None of these brands are on the cover of Forbes Asia 30 Under 30. All of them are still in business.
What this looks like inside the operating system
This is not a Brand OS™ failure in the way the previous four were. This is a capital structure decision that forces the previous four. The high valuation creates the pressure to grow at any cost, which creates the pressure to expand categories without a coherent positioning, which creates the pressure to acquire customers at any unit cost, which creates the pressure to add channels prematurely, which creates the pressure to underfund experience. The five breaks are causally connected. They almost always happen in sequence. By the time the last one is visible, the first four are already locked in.
WHAT THE SURVIVORS DO DIFFERENTLY
Three discipline points, not three secrets.
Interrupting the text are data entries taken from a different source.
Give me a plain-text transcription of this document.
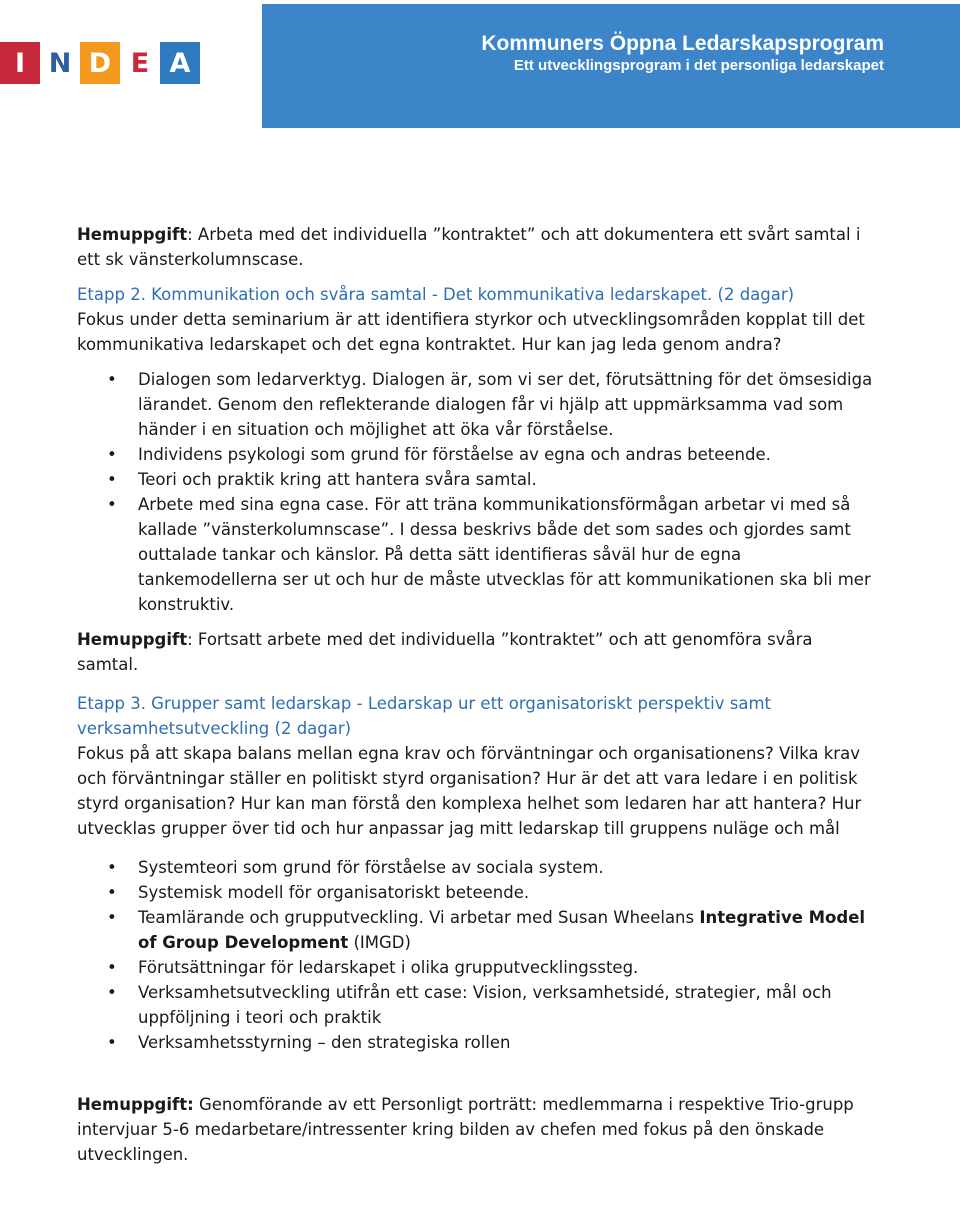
I N D E A
Kommuners Öppna Ledarskapsprogram
Ett utvecklingsprogram i det personliga ledarskapet

Hemuppgift: Arbeta med det individuella ”kontraktet” och att dokumentera ett svårt samtal i ett sk vänsterkolumnscase.

Etapp 2. Kommunikation och svåra samtal - Det kommunikativa ledarskapet. (2 dagar)

Fokus under detta seminarium är att identifiera styrkor och utvecklingsområden kopplat till det kommunikativa ledarskapet och det egna kontraktet. Hur kan jag leda genom andra?

• Dialogen som ledarverktyg. Dialogen är, som vi ser det, förutsättning för det ömsesidiga lärandet. Genom den reflekterande dialogen får vi hjälp att uppmärksamma vad som händer i en situation och möjlighet att öka vår förståelse.
• Individens psykologi som grund för förståelse av egna och andras beteende.
• Teori och praktik kring att hantera svåra samtal.
• Arbete med sina egna case. För att träna kommunikationsförmågan arbetar vi med så kallade ”vänsterkolumnscase”. I dessa beskrivs både det som sades och gjordes samt outtalade tankar och känslor. På detta sätt identifieras såväl hur de egna tankemodellerna ser ut och hur de måste utvecklas för att kommunikationen ska bli mer konstruktiv.

Hemuppgift: Fortsatt arbete med det individuella ”kontraktet” och att genomföra svåra samtal.

Etapp 3. Grupper samt ledarskap - Ledarskap ur ett organisatoriskt perspektiv samt verksamhetsutveckling (2 dagar)

Fokus på att skapa balans mellan egna krav och förväntningar och organisationens? Vilka krav och förväntningar ställer en politiskt styrd organisation? Hur är det att vara ledare i en politisk styrd organisation? Hur kan man förstå den komplexa helhet som ledaren har att hantera? Hur utvecklas grupper över tid och hur anpassar jag mitt ledarskap till gruppens nuläge och mål

• Systemteori som grund för förståelse av sociala system.
• Systemisk modell för organisatoriskt beteende.
• Teamlärande och grupputveckling. Vi arbetar med Susan Wheelans Integrative Model of Group Development (IMGD)
• Förutsättningar för ledarskapet i olika grupputvecklingssteg.
• Verksamhetsutveckling utifrån ett case: Vision, verksamhetsidé, strategier, mål och uppföljning i teori och praktik
• Verksamhetsstyrning – den strategiska rollen

Hemuppgift: Genomförande av ett Personligt porträtt: medlemmarna i respektive Trio-grupp intervjuar 5-6 medarbetare/intressenter kring bilden av chefen med fokus på den önskade utvecklingen.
There is no proprietary insight in what follows. The brands that survive the cycle are doing things their founders could explain in plain language to a CFO. There is no AI playbook, no quick-commerce hack, no premiumisation magic. There are three disciplines.
One — they treat the next round as a test of the business, not a goal of the business. A round is raised because the unit economics are ready to absorb capital. Capital does not create unit economics. It accelerates them where they exist and disguises their absence where they don't.
Two — they build the brand and the P&L on the same instrument. The CAC:LTV ratio is a brand metric, not just a marketing metric. The gross margin is a positioning decision, not just a finance one. The NPS curve is a strategic asset, not a CX scorecard. The brand operating system runs across all of these dimensions at once. The ones that survive treat them as one system. The ones that fail treat them as separate departments.
Three — they refuse the wrong exit at the right cost. They walk away from rounds that would price them above their actual market opportunity. They turn down acquirers who would buy them only to wind them down. They accept that a profitable ₹500 crore business is worth more, in every sense that matters, than a $1 billion paper valuation that will be marked down in eighteen months.
Minimalist sold at a moment of strength. Mokobara delayed offline expansion until digital was self-funding. Kushal's kept building, year after year, because nobody told them they were supposed to be on a faster cycle.
THE DIAGNOSIS
India is finally building brands again. Not just funding them.
The next twenty-four months in Indian consumer business will be a sorting exercise. The brands that confused capital for capability will continue to wash out. The capital itself isn't gone — Lenskart raised ₹7,278 crore in its October 2025 IPO, Meesho listed at a 46% premium, HUL paid ₹2,955 crore for one focused beauty brand. Capital flows to clarity. It always has. It is finding clarity again, and it is willing to pay for it at multiples that look high until you do the unit-economics math, at which point they look exactly right.
What the cycle just ended teaches is mechanical and simple. Brand is not what you spend money on. Brand is what you build a system around. The system has six dimensions and thirty sub-metrics, and you can ignore them only as long as the funding environment is generous enough to subsidise the consequences. That environment is gone. The system isn't optional anymore.
The founders we work with who got this right early are now in a market that finally rewards the discipline they were practising when no one was paying attention. The ones who got it wrong are negotiating with their cap tables. Both are reading the same headlines. They are reaching opposite conclusions about what to do next.
The discipline is not new. It was always available. It is just, for the first time in five years, the only thing that works.